Most of his missions consisted of photo reconnaissance in unarmed aircraft deep in enemy territory. Some of the missions were flown along the Manchurian border and required an armed escort due to encounters with enemy MiG fighters.

While in Korea, President Dwight Eisenhower selected Follis to brief him on the specifics of his mission accomplishments.

“This was the man responsible for winning World War II,” he said. “A genius, asking me about my plane.”

After the Korean War, Follis scored particularly high marks on his evaluation exam and was selected to be an teacher at the Air Force Flight Instruction School in Alabama.

In 1957, Follis was assigned to the 18th Tactical Fighter Wing in Okinawa. There, he became certified as a nuclear bomb commander in the F-100 Super Sabre and sat “nuclear alert” with weapons more powerful than those used in the atomic bombings of Hiroshima and Nagasaki 12 years earlier.

“We were considered American kamikazes,” he said. “These missions were considered to be ‘one-way’ because of the great distances to the target. There was enough fuel to reach the target, deliver the weapon and exit but not to return to base.”

It was never necessary for the pilots to complete a mission of this magnitude, but Follis can recall the significance of being on nuclear alert.

“There were nights we bunked next to the planes on the landing strip,” he said. “We had to be ready if we got the call. That’s a hell of a feeling.”

In 1960, Follis was assigned to a squadron in South Carolina that participated in numerous ocean crossings to Europe and the Middle East. He performed extensive temporary duty tours to Italy and Turkey, where he again had to sit nuclear alert.

During the Cuban Missile Crisis, his squadron was deployed to southern Florida, where they assumed “quick reaction alert posture.”

As squadron operations officer, Follis would have led the first strike against a Cuba target, the San Cristobal guided missile site.

In 1967, Follis was transferred to Vietnam and assigned to a F-100 squadron as operations officer. There, he flew 300 combat missions.

The three most common missions he flew were close air support, interdiction and landing zone preparation for friendly helicopters.

Follis estimates that his squadron saved thousands of U.S. lives providing air support to ground troops.

He said he often ponders the generations of lives that have been impacted by the soldiers he was able to protect.

“We saved a lot of lives,” he recalled. “Just think, if those men had died, they wouldn’t have gone on to have children and so on.”

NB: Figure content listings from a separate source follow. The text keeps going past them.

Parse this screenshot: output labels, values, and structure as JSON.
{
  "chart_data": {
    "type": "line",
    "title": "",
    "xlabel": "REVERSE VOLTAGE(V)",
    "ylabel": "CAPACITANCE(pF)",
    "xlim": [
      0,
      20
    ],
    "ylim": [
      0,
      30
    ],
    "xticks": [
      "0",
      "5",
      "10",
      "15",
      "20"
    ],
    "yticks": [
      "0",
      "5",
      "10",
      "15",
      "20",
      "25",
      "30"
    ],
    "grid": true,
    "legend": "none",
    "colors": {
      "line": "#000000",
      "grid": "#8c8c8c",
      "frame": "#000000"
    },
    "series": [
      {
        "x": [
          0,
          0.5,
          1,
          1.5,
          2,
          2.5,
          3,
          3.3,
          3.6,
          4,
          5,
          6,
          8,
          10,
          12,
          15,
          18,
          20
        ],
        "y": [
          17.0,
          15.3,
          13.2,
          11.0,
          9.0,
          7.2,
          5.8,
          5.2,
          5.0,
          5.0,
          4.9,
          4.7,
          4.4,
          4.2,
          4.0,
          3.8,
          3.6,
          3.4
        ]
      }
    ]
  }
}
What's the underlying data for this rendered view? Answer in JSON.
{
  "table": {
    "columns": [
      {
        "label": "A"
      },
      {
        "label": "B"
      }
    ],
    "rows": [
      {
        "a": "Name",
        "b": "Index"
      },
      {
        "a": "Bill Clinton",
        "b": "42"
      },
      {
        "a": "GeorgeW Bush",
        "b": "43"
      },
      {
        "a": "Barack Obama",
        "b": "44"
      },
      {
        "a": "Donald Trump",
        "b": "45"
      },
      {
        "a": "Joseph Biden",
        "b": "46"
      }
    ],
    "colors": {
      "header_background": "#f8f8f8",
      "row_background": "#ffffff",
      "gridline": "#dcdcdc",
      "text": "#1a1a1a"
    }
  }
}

One particular instance, which earned Follis his fifth Distinguished Flying Cross, was during the Battle of Dak To, when friendly forces were in imminent danger of being overrun.

During the battle, Follis, who was praised and honored for his accuracy throughout his military career, was asked to deliver bombs much closer to friendly forces than normal.

“We had to drop 750-pound bombs only 70 meters from our forces,” he said. “That is less than half of the recommended safe-separation distance.”

After the battle, Follis received glowing praise from members of the Army’s ground forces, as air power accounted for “at least 70 percent” of the North Vietnamese Army casualties.

After Vietnam, Follis was assigned to Sheppard Air Force Base in Texas and named director of operations for the 80th Flying Training Wing.

He then became director of operations and plans for NATO in Izmir, Turkey.

After that he became chief of the Nuclear Branch at Allied Forces Central Europe where ha was responsible for the implementation of the nuclear, biological and chemical policies in NATO’s central region.

“I still can’t talk about a lot of what we did,” he said, referring to the classified nature of the job.

Normally a three-year assignment, NATO extended him for two additional years because of his outstanding performance.

After retiring in 1982, Follis returned to college and graduated Suma Cum Laude from the University of Memphis.

As a civilian, Follis worked as the director of safety, environmental services and mail services for Methodist Hospitals of Memphis.

He currently enjoys giving speeches and talks at meetings hosted by Kiwanis Clubs, the Salvation Army Adult Rehabilitation Center, Daughters of the American Revolution, Forever Young, etc.

“You have to stay active,” he said. “That’s how I’ve always lived.”